Aujourd’hui, cette opposition fonctionne à l’envers : les récits décoloniaux, qui articulent contre « nos » sociétés un sentiment anti-occidental, peuvent être définis comme anthropémiques, alors que nous appellerons anthropophages les approches qui se proposent de dépasser le clivage Nord/Sud, aussi bien que celui Occident/Orient3.
Que s’est-il passé ? Tout d’abord, la base matérielle (le capitalisme) des sociétés dont parlait Lévi-Strauss en 1955 s’est transformée : au lieu d’organiser le travail autour de la prolétarisation (exclusion anthropéme) qui portait à une inclusion disciplinaire, le capitalisme contemporain est structuré sur l’inclusion modulaire (anthropophage) de tout le monde : des travailleurs d’Uber aux autochtones d’Australie.

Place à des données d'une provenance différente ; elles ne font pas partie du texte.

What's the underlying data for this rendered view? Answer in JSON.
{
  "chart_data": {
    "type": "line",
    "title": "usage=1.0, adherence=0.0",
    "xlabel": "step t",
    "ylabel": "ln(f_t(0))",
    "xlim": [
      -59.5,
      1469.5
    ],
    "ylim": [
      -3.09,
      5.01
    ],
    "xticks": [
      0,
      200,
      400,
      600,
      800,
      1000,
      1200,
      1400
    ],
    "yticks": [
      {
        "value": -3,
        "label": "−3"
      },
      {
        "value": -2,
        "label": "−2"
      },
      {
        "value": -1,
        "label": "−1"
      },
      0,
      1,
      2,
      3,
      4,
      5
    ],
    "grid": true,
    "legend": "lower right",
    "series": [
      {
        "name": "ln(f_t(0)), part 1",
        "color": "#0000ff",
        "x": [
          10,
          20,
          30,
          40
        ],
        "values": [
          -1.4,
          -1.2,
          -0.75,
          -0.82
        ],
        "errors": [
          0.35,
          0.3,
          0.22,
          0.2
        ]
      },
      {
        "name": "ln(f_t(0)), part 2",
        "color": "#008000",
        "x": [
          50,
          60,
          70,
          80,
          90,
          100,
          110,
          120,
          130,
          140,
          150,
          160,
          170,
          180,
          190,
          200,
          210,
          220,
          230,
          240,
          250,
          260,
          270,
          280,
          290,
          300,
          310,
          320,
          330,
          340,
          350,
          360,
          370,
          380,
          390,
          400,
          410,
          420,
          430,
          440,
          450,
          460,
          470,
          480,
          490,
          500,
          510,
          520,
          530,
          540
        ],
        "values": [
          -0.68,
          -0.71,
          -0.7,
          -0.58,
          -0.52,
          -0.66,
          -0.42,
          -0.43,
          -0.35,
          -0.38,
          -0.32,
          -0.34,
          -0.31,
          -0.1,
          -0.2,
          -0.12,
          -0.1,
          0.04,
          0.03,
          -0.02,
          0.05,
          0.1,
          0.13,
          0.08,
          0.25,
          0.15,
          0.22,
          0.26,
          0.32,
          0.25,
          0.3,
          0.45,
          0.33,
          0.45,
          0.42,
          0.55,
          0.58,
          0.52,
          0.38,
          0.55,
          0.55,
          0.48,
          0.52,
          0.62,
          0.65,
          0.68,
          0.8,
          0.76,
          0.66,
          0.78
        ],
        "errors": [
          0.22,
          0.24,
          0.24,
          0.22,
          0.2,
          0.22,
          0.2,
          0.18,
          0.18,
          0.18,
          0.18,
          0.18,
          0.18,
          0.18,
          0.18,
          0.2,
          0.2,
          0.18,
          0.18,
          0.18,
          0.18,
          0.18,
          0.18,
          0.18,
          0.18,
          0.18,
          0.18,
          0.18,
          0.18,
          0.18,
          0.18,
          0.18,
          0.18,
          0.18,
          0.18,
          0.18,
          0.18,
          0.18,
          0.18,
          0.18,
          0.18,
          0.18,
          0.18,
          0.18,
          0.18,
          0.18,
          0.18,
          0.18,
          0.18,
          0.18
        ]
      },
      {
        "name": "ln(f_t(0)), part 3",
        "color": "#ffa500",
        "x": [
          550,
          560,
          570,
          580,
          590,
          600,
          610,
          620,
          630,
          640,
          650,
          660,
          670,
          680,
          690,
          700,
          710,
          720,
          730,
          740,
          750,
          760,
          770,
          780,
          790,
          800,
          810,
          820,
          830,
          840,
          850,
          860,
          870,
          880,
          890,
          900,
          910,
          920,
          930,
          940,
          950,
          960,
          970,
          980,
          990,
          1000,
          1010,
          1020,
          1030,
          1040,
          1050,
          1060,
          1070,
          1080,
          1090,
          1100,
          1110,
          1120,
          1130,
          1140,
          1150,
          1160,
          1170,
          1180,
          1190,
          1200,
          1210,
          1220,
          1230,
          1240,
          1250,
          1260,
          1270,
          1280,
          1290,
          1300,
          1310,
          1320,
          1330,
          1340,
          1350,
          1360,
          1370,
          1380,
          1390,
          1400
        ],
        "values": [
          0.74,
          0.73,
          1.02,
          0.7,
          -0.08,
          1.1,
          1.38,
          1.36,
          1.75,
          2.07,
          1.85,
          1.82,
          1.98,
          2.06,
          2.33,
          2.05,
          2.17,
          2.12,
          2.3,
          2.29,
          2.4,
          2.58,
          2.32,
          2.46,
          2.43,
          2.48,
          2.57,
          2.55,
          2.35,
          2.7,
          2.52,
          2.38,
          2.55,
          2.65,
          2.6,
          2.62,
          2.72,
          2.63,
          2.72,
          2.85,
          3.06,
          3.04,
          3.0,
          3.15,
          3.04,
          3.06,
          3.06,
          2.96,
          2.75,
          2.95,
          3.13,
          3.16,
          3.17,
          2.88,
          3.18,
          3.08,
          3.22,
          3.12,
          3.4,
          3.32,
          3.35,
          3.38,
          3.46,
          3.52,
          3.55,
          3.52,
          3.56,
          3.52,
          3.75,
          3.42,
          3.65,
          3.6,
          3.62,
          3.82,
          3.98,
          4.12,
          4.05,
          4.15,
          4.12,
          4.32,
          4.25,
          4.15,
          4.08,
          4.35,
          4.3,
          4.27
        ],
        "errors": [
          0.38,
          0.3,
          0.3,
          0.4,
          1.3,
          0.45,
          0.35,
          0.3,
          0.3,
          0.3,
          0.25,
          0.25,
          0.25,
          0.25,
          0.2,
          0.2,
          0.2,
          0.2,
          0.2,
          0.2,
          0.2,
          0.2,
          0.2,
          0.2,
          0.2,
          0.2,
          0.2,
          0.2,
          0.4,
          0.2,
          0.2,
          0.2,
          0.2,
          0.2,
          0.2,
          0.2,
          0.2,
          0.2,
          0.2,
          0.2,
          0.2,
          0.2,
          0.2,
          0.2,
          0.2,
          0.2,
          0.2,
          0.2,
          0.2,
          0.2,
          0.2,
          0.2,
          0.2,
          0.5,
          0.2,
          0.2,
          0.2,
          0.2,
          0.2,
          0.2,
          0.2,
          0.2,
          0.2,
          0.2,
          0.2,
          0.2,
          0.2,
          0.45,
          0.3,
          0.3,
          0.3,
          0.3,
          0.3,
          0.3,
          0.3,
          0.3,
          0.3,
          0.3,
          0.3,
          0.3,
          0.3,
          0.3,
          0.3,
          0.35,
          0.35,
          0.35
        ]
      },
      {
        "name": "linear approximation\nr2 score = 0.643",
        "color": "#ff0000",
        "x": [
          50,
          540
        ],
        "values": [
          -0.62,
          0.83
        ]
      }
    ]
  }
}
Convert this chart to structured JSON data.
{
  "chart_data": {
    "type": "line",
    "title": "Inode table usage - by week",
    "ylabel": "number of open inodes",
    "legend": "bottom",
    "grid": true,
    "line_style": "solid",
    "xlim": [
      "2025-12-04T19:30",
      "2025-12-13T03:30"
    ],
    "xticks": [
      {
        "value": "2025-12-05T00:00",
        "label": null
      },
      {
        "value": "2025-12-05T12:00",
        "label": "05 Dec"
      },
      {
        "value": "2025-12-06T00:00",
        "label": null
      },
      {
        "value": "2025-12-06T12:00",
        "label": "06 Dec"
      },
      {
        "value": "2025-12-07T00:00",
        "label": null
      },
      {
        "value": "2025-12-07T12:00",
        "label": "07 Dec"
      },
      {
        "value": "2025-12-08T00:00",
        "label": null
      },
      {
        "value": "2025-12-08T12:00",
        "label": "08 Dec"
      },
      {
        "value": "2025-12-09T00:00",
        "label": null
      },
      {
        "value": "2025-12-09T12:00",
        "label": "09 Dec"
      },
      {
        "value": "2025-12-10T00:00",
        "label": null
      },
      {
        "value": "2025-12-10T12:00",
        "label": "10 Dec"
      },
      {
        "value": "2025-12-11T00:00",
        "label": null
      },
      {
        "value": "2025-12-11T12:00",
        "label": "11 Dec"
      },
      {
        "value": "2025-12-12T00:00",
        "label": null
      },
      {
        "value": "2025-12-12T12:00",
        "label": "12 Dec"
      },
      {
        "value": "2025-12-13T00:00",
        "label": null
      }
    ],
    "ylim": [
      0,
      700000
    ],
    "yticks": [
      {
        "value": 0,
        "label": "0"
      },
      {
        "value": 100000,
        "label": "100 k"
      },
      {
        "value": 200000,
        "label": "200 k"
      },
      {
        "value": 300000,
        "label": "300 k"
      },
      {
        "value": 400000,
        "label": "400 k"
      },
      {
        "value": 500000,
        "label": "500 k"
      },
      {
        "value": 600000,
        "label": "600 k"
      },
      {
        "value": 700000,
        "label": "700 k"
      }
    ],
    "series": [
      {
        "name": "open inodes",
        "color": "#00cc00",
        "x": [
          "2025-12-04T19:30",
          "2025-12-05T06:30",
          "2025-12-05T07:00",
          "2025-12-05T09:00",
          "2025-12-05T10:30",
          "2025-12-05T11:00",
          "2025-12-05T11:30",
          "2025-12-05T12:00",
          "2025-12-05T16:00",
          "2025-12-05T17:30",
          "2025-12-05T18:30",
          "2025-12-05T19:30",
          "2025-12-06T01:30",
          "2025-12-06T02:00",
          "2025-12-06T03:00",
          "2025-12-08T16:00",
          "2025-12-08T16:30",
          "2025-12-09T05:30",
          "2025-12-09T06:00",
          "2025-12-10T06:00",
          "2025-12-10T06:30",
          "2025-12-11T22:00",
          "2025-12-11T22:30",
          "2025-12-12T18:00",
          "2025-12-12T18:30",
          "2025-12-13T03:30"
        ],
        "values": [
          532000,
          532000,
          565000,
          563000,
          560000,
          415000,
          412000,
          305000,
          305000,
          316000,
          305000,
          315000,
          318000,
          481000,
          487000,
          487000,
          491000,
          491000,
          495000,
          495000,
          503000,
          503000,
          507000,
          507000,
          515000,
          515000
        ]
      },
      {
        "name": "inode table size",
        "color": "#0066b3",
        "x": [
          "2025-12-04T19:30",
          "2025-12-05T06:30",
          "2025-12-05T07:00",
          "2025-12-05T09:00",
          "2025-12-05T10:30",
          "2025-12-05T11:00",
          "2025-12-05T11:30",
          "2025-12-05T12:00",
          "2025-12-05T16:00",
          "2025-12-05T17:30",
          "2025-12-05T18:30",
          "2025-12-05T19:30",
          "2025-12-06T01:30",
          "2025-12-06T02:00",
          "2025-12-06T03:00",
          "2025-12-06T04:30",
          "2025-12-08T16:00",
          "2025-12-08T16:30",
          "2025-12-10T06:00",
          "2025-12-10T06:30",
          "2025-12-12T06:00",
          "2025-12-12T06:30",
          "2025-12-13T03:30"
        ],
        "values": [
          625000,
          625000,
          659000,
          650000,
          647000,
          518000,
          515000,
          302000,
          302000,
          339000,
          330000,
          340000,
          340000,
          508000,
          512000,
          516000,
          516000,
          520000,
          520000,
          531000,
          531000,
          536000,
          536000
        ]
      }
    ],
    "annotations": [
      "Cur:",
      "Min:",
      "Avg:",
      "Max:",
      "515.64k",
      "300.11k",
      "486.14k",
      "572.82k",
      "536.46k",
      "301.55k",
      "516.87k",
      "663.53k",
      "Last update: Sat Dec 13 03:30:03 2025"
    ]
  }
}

Tout le monde travaille (sur ou pour les plateformes), mais sans rentrer dans le rapport salarial industriel.
Par un autre paradoxe, ceux qui défendent le dehors se trouvent bien au cœur de la mondialisation et en viennent à définir le capitalisme global comme étant « négativement » anthropophage : c’est le cas, explicitement, de Nancy Fraser4 ou de Olúfémi O. Táíwò5 et, implicitement, de Slavoj Zizek6. Ceux qui, au contraire, défendent le dedans se trouvent, eux, aux marges de l’Empire, dans les favelas latino-américaines, dans les forêts tropicales, aux Antilles françaises et surtout dans l’exode des migrants.
Multitudes a évolué en oscillant entre ces deux lignes. En même temps, celles-ci ont été traversées et transformées par une ligne de fuite nomade et africaine.
En 1990, le numéro 1 de Futur Antérieur, la revue dont dérive Multitudes, publiait un article de Giorgio Agamben sur la « communauté qui vient », celle qui venait d’être massacrée sur la place Tienanmen à Pékin par un régime déterminé à rentrer dans le marché global en faisant de sa main de fer sur les mouvements sociaux un « avantage comparatif ». « (L)a nouveauté de la politique qui s’annonce – écrivait le philosophe italien – c’est qu’elle ne sera plus une lutte pour la conquête ou le contrôle de l’État, mais une lutte entre l’État et le non-État (l’humanité), une disjonction irrémédiable des singularités quelconques et de l’organisation étatique7 ». Les luttes ont lieu dans la globalisation et contre les effets de domination, dans un horizon post souverain.
La première livraison de Multitudes sort exactement dix ans après, en mars 2000 et semble confirmer l’intuition d’Agamben. Un article propose une réflexion sur la gêne de la gauche des pays du Sud devant les manifestations qui avaient eu lieu à Seattle pendant le sommet de l’Organisation mondiale du commerce : alors que les mobilisations demandaient la démocratisation de sa gouvernance, la gauche tiers-mondiste était carrément contre la mondialisation8. C’est la répétition du paradoxe de l’abolition de l’esclavage décrite par Maurice Merleau-Ponty. Inspiré par les travaux de l’historien jamaïcain C.L.R. James sur les Jacobins noirs de Saint Domingue, Merleau-Ponty retrace les oscillations du premier ministre anglais, Pitt the Younger9 : d’abord il appuie le camp abolitionniste en France et ensuite il s’allie aux maîtres esclavagistes de Saint Domingue en fonction de l’évolution du conflit avec la France. Les soldats de Napoléon envoyés pour rétablir l’esclavage constataient que les Haïtiens, dont on leur avait dit qu’ils étaient des « agents » des exilés armés par l’étranger, chantaient la Marseillaise et le Ça ira : « La justice serait-elle du côté de nos ennemis barbares10 ? ». Merleau-Ponty insiste justement sur la manière dont les « mêmes principes (ceux de la Révolution) peuvent être mobilisés au même moment dans les deux camps d’un même conflit ». Or, le mécanisme de cette corruption des principes est bien celui de la « raison d’État » : l’exclusion de la citoyenneté sert à faire de l’inclusion une domination (l’esclavage) au nom d’intérêts nationaux et donc des plantations coloniales.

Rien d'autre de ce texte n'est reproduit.